After a long search, I’ve finally found something that I think might prove to be very helpful for me. ‘The Contented Calf’ www.contentedcalf.com is a cookery book by two UK ladies, called Elena and Jassy, that has lots and lots of recipes that help to promote milk production. I’ve literally just got it yesterday morning and am going to have a good flick through it over the next few weeks to get some ideas. I plan to blog about them and let you know which ones work the best for me. There are some gorgeous-sounding ones, such as Fig and Fennel Scones (yum!) and Coconut Fairy Cakes, so I think I’ll be having a lot of fun making them.
I’ve recently talked to some paediatric nurses who were fascinated by the idea of a lactogenic diet and I also discussed with them the use of galactogogues (substances, usually herbal) that can increase milk production.
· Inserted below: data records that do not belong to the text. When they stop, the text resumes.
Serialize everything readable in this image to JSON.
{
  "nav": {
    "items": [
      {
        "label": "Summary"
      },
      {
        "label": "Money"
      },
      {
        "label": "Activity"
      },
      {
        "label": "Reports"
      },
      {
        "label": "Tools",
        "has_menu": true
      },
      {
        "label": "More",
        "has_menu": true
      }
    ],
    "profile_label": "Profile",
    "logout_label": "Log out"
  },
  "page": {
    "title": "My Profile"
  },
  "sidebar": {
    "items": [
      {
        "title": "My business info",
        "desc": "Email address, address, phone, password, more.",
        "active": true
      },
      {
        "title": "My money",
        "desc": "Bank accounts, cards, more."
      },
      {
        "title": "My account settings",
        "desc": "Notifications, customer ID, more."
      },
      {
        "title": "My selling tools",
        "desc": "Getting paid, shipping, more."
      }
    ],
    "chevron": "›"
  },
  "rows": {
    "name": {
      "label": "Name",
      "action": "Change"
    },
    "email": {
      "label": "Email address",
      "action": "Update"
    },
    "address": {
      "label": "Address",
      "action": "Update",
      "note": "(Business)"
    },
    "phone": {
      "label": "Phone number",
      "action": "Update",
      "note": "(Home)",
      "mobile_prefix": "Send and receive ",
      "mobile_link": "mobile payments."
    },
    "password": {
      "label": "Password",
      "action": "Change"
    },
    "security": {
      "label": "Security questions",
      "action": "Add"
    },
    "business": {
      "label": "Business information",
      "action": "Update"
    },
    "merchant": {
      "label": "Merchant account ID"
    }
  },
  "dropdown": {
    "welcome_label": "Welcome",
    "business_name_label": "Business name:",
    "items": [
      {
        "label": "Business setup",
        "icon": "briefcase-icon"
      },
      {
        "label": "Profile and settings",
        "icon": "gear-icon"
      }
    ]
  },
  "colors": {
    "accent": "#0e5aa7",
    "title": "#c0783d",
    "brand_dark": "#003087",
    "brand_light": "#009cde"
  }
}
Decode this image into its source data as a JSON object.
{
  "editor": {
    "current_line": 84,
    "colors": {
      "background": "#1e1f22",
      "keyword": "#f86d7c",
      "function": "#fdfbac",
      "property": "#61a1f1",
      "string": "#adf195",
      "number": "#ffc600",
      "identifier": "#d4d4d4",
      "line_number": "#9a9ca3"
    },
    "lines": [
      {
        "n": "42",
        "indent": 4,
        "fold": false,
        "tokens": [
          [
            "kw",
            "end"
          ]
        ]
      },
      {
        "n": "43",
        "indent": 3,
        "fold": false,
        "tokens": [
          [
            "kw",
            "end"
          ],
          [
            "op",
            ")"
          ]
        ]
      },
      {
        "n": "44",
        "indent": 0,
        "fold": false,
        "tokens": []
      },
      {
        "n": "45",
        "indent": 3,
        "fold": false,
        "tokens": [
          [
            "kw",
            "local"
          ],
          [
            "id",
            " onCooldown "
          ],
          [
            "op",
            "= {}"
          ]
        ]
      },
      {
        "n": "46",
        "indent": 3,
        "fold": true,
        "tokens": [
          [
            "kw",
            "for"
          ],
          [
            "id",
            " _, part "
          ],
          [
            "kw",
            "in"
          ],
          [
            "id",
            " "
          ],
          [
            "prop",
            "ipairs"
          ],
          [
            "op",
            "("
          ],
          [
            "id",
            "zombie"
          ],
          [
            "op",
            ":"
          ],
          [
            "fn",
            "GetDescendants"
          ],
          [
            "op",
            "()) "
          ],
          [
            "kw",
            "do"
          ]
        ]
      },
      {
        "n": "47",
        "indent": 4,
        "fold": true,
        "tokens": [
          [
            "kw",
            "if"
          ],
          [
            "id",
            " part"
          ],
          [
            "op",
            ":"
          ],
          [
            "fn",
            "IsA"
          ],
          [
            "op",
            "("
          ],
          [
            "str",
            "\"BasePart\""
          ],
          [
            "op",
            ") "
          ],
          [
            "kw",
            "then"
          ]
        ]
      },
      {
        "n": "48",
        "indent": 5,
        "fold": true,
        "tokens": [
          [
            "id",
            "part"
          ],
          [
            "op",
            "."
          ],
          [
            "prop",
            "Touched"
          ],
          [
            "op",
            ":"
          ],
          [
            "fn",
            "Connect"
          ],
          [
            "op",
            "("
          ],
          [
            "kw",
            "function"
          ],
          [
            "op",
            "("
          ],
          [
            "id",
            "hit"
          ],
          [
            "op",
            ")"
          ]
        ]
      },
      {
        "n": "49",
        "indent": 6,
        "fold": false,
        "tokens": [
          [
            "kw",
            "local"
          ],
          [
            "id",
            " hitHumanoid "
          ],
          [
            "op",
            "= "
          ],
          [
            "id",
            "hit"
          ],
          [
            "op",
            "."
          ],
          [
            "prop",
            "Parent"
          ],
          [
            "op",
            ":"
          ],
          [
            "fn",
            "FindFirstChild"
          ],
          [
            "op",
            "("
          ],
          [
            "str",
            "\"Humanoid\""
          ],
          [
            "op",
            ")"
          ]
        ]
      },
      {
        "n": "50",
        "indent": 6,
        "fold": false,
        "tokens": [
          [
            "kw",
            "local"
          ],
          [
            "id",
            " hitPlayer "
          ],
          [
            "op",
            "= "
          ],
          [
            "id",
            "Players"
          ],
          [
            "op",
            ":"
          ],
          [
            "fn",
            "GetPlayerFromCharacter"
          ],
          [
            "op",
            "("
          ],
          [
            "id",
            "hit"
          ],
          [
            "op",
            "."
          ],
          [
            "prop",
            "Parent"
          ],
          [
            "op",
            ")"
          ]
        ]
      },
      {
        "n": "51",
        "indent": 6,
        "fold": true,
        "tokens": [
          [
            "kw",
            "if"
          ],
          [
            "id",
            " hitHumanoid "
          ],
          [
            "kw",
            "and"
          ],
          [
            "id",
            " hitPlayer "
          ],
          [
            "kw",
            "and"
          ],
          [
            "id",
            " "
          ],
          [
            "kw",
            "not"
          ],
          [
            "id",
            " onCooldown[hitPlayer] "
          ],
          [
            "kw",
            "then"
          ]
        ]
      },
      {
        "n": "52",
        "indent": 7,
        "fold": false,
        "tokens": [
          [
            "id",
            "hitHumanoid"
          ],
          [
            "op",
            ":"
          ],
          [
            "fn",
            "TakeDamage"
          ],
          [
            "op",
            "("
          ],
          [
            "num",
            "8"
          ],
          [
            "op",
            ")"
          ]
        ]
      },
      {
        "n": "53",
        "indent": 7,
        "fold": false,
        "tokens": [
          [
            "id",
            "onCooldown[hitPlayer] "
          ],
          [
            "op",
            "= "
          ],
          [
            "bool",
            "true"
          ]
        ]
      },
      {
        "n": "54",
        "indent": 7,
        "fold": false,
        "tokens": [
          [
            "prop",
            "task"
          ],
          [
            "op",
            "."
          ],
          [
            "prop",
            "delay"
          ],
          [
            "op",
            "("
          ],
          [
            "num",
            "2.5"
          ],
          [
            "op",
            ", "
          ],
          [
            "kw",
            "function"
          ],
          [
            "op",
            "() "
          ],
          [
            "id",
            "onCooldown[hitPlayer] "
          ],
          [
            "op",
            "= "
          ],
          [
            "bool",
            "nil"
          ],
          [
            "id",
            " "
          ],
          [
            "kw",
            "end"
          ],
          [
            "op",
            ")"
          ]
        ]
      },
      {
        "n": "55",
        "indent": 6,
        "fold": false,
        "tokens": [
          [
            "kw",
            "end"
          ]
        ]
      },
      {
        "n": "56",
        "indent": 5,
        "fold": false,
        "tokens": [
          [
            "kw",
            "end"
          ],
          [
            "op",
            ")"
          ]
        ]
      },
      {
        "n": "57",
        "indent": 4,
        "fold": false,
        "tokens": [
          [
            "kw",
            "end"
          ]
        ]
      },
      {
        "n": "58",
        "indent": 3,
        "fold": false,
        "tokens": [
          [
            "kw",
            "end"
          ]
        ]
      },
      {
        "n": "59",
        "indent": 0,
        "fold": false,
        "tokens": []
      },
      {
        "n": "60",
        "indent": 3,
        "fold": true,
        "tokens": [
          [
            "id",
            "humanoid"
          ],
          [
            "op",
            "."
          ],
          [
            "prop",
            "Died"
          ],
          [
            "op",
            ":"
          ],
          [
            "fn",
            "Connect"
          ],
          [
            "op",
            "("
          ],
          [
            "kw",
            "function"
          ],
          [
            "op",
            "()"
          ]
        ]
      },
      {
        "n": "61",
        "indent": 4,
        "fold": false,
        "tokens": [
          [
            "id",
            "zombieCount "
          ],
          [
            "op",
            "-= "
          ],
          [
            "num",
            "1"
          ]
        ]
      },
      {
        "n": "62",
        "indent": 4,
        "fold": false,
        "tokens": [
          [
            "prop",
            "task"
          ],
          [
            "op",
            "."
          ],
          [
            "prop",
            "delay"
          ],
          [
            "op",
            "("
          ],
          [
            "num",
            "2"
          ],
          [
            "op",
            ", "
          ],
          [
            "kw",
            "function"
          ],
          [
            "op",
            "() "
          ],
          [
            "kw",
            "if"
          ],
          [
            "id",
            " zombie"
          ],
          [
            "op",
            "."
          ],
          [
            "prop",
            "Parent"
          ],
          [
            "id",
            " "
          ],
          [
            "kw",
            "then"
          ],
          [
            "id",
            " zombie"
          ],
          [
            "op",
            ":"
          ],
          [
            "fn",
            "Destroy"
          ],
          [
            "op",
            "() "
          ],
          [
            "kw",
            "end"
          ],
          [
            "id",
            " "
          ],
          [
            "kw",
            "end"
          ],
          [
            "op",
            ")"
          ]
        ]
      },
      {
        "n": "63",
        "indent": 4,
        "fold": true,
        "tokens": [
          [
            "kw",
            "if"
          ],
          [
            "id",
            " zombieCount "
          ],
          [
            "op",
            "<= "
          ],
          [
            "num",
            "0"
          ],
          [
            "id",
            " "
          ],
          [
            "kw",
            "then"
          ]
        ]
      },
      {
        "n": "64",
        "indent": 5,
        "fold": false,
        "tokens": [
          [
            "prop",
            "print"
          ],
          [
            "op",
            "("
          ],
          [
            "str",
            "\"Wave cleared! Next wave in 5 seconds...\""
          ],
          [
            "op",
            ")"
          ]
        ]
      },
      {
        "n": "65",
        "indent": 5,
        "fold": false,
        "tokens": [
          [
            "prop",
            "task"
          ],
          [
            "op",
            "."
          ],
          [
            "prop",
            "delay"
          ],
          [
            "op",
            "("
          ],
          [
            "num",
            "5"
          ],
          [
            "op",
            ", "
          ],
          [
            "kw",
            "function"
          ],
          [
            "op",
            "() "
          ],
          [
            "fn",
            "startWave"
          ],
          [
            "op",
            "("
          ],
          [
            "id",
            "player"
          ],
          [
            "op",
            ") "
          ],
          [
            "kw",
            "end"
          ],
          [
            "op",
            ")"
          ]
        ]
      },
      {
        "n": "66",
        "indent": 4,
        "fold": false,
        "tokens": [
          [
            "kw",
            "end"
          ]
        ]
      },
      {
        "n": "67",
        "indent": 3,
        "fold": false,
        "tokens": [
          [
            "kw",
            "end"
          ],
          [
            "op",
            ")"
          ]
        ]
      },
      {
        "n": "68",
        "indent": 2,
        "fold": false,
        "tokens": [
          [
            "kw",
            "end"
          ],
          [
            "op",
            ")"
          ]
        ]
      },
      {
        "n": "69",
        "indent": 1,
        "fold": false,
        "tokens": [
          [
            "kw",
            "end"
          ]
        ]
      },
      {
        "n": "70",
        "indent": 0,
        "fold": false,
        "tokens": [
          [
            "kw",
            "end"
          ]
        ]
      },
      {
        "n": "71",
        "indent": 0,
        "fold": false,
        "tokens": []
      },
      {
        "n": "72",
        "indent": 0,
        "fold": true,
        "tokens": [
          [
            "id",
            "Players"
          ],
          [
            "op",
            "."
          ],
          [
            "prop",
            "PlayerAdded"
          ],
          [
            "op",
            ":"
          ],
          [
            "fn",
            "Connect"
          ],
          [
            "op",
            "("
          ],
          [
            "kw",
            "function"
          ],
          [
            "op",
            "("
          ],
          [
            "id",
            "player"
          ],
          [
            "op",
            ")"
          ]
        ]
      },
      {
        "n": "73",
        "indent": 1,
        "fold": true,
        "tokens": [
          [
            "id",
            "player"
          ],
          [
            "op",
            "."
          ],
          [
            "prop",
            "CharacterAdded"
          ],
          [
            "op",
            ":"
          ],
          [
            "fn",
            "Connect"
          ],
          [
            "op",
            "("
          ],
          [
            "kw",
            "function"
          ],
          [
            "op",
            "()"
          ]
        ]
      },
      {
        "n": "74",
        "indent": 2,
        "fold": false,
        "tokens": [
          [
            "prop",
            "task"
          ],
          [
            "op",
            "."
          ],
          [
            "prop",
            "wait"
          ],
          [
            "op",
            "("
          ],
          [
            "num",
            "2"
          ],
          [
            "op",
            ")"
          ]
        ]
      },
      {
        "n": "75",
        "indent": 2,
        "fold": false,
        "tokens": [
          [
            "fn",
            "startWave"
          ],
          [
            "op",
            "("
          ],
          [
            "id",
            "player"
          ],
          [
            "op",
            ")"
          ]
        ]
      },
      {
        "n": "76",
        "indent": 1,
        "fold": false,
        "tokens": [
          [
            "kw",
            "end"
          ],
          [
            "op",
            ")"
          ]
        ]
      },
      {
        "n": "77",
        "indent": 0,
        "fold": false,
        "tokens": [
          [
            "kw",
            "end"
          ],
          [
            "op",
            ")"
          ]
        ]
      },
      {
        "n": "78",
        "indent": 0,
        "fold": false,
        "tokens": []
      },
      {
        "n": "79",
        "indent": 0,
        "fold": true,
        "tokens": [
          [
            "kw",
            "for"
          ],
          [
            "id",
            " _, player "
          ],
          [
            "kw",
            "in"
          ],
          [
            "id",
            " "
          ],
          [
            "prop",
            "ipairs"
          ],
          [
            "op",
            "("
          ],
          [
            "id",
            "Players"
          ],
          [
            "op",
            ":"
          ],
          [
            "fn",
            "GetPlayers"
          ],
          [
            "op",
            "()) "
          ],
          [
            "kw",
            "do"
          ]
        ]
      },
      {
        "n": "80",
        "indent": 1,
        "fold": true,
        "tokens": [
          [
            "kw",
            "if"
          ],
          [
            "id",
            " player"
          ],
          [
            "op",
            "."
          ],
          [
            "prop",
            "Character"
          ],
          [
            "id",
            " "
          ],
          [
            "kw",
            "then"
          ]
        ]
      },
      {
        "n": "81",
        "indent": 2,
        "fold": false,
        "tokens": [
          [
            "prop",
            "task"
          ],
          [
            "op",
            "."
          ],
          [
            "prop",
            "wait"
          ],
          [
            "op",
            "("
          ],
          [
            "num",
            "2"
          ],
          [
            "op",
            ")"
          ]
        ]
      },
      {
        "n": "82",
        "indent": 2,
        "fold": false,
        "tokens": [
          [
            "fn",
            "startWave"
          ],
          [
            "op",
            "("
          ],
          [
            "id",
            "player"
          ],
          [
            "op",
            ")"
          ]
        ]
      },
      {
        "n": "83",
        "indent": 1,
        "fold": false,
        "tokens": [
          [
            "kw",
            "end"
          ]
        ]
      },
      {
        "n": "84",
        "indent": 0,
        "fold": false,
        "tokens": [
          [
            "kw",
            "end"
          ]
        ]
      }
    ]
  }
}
Both these nurses hadn’t heard much about this approach to increasing supply and they have both since looked into it more detail (and are very impressed!) If there’s a more natural way of helping mummies to feed their babies themselves, then surely it should be something that more people should be trained in. I would have loved to be given some advice about how to alter my diet to help me when Monkey was tiny – it would have save an awful lot of heartache and problems. Hopefully this new approach to my diet will help me achieve my goal of feeding Monkey myself for longer.